Tak terasa, air mata ini pun kembali mengalir tanpa ada yang memerintahkannya. Pun, tanpa disadari bibir ini mulai sesenggukan, mengenang semua hal yang pernah aku lalui bersama dengan May.
“Waktu itu, karena kamu marah, dan masuk ke kelas duluan, aku menghubungi May. Sayangnya, gadis malang itu mau-mau aja aku ajak ketemuan di lorong yang super sepi itu.” Kak Alfa kembali tertawa, yang tentu saja membuatku makin panik.
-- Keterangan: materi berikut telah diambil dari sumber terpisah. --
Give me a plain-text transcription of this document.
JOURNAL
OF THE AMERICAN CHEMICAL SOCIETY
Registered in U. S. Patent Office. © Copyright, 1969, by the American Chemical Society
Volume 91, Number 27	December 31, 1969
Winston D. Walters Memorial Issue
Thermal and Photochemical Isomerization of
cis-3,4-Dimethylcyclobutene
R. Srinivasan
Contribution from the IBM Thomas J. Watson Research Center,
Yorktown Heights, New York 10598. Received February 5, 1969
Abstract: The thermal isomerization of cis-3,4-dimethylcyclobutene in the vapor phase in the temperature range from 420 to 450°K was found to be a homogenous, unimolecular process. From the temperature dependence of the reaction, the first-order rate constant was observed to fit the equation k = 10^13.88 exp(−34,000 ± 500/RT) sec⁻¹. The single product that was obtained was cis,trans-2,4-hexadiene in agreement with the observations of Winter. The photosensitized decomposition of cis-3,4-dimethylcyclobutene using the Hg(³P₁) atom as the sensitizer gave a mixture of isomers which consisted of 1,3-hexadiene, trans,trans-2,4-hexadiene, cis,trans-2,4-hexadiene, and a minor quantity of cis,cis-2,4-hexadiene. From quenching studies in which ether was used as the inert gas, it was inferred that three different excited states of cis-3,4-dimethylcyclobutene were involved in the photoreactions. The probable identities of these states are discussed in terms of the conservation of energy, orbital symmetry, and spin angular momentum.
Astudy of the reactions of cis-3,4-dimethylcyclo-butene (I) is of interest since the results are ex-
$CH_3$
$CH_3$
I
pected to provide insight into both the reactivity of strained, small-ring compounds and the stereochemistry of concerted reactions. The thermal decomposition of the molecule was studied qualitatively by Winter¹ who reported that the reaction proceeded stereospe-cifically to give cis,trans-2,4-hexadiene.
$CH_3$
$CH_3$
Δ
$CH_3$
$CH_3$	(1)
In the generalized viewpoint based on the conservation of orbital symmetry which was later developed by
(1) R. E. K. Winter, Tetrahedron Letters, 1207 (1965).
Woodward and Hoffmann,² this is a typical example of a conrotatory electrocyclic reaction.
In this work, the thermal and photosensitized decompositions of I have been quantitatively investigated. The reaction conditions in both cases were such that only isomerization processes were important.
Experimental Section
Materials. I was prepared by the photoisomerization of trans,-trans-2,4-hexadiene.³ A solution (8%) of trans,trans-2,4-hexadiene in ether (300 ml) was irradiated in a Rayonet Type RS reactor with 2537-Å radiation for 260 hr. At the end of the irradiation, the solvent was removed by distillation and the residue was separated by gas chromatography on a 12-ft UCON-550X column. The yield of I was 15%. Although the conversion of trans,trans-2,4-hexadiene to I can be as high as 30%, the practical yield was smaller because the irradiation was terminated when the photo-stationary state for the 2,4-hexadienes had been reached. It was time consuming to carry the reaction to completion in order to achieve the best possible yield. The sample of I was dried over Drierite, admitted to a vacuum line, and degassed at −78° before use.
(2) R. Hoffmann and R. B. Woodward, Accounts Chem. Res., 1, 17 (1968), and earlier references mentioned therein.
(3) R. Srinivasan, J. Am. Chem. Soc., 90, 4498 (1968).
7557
Terlebih, laki-laki itu masih saja menyusuri jalan setapak dan melihat ke tiap semak.
Aku yang masih terisak dan sesenggukan, berusaha keras menutup bibir ini dengan rapat, agar tak mengeluarkan suara sekecil apa pun. Agar tak membuat Kak Alfa curiga.
“May dateng sendiri waktu itu, dan aku sembunyi. Terus ... aku ngagetin dia dari belakang dengan cara mukul di leher bagian belakangnya. Tapi, sayangnya jantung dia terlalu lemah. Alhasil, dia kaget, terus pingsan.”
Air mata ini makin mengalir deras, membayangkan bagaimana Kak Alfa memperlakukan May secara keji saat itu. Namun, bukannya merasa bersalah, laki-laki yang beberapa bulan terakhir dekat denganku itu, justru makin menyeringai. Tingkahnya seperti orang tidak waras.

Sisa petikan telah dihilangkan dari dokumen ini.